Churches have a small number of remunerated positions and an infinite number of volunteer positions. The latter are fobbed off as “rewards” to energetic church members: but the former are zealously reserved for the pastor’s family members, relations, and closest friends. Whenever you notice salaried position becoming available: note carefully to whom the job is awarded. Nepotistic appointments are quiet affairs – made without advertising or drawing attention to the fact – until public announcement of the fait accompli.

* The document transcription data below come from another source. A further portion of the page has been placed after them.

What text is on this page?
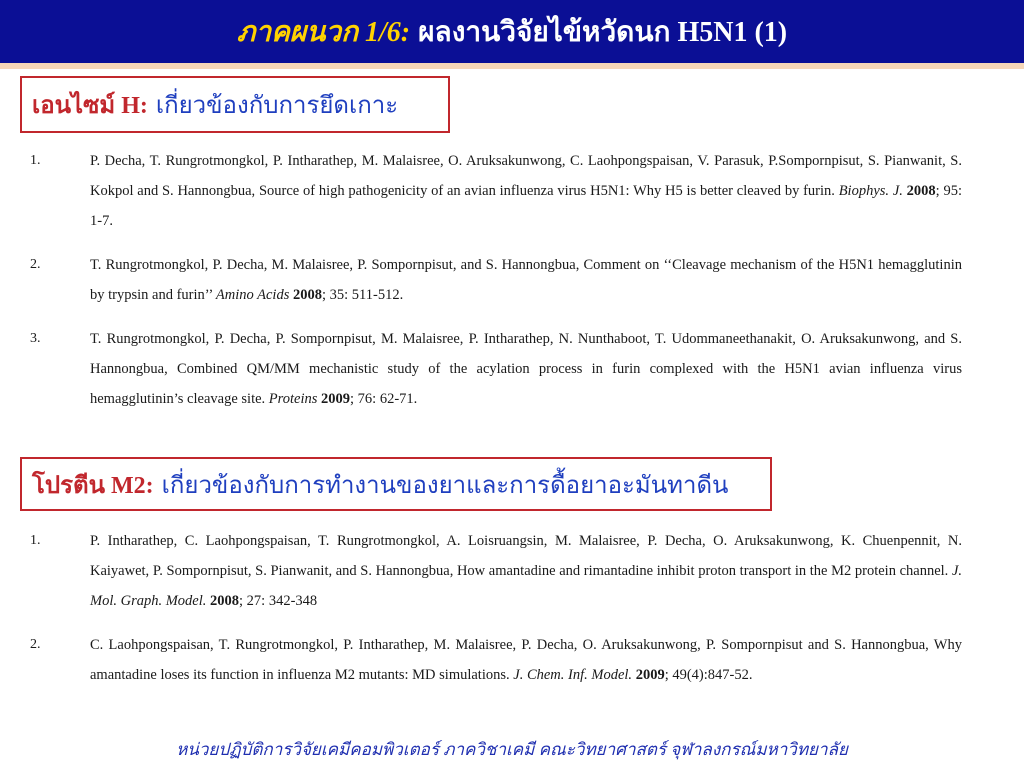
ภาคผนวก 1/6: ผลงานวิจัยไข้หวัดนก H5N1 (1)
เอนไซม์ H: เกี่ยวข้องกับการยึดเกาะ
1.	P. Decha, T. Rungrotmongkol, P. Intharathep, M. Malaisree, O. Aruksakunwong, C. Laohpongspaisan, V. Parasuk, P.Sompornpisut, S. Pianwanit, S. Kokpol and S. Hannongbua, Source of high pathogenicity of an avian influenza virus H5N1: Why H5 is better cleaved by furin. Biophys. J. 2008; 95: 1-7.
2.	T. Rungrotmongkol, P. Decha, M. Malaisree, P. Sompornpisut, and S. Hannongbua, Comment on ‘‘Cleavage mechanism of the H5N1 hemagglutinin by trypsin and furin’’ Amino Acids 2008; 35: 511-512.
3.	T. Rungrotmongkol, P. Decha, P. Sompornpisut, M. Malaisree, P. Intharathep, N. Nunthaboot, T. Udommaneethanakit, O. Aruksakunwong, and S. Hannongbua, Combined QM/MM mechanistic study of the acylation process in furin complexed with the H5N1 avian influenza virus hemagglutinin’s cleavage site. Proteins 2009; 76: 62-71.
โปรตีน M2: เกี่ยวข้องกับการทำงานของยาและการดื้อยาอะมันทาดีน
1.	P. Intharathep, C. Laohpongspaisan, T. Rungrotmongkol, A. Loisruangsin, M. Malaisree, P. Decha, O. Aruksakunwong, K. Chuenpennit, N. Kaiyawet, P. Sompornpisut, S. Pianwanit, and S. Hannongbua, How amantadine and rimantadine inhibit proton transport in the M2 protein channel. J. Mol. Graph. Model. 2008; 27: 342-348
2.	C. Laohpongspaisan, T. Rungrotmongkol, P. Intharathep, M. Malaisree, P. Decha, O. Aruksakunwong, P. Sompornpisut and S. Hannongbua, Why amantadine loses its function in influenza M2 mutants: MD simulations. J. Chem. Inf. Model. 2009; 49(4):847-52.
หน่วยปฏิบัติการวิจัยเคมีคอมพิวเตอร์ ภาควิชาเคมี คณะวิทยาศาสตร์ จุฬาลงกรณ์มหาวิทยาลัย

When speaking of “renumeration” we refer to more than mere salaries: petrol allowance, phone allowance, and expense accounts are common types of additional renumeration awarded nepotistically.

2. Group Think.

Group-think is strongly encouraged in family franchise churches. Just as in any family business, open dissension is costly and is therefore avoided. One common reaction is to endlessly circulate propagandist-mantras such as “our church must be of one mind”. Public discussion of real issues is strenuously resisted to protect: the pastor’s freedom of action, the pastor’s income and system of patronage.

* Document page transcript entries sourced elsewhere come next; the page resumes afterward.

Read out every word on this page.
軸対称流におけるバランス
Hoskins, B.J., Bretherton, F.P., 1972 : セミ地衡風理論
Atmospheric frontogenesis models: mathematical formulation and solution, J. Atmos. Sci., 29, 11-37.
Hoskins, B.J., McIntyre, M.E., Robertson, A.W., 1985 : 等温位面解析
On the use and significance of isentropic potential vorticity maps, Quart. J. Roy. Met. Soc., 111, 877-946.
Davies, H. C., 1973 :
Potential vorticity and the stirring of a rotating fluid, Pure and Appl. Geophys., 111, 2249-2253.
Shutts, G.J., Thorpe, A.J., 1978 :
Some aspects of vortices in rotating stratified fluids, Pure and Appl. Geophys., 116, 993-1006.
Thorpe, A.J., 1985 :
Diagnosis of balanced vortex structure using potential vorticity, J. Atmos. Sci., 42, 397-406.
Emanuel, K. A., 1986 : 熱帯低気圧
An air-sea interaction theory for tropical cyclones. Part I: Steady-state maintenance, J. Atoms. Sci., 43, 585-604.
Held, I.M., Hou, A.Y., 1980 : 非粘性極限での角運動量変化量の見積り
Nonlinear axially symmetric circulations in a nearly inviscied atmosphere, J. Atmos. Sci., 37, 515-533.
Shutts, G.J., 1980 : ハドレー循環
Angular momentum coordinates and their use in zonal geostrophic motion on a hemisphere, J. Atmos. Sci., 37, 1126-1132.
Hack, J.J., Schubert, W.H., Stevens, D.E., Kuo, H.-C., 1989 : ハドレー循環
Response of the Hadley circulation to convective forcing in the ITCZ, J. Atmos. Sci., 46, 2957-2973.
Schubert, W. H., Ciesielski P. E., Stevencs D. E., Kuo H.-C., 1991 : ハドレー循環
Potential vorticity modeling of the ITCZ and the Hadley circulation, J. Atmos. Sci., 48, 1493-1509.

Church members who disagree with what their church is doing retain only their right to “vote with their feet”: and many do just that.

3. Financial summaries.

Church financial summaries are glossy, positive, and absent of any detail. Externally audited financial statements are impossible to come by: either they do not exist, or they are seen only by salaried staff. Detailed questions from church members are discouraged: avoided, dodged, or glossed over. Congregational meetings – if required – are always used to divert attention away from: who is getting paid how much to do exactly what.

It is fascinating to note how church family business franchises consistently ignore all accountability towards the people who actually pay their weekly salaries!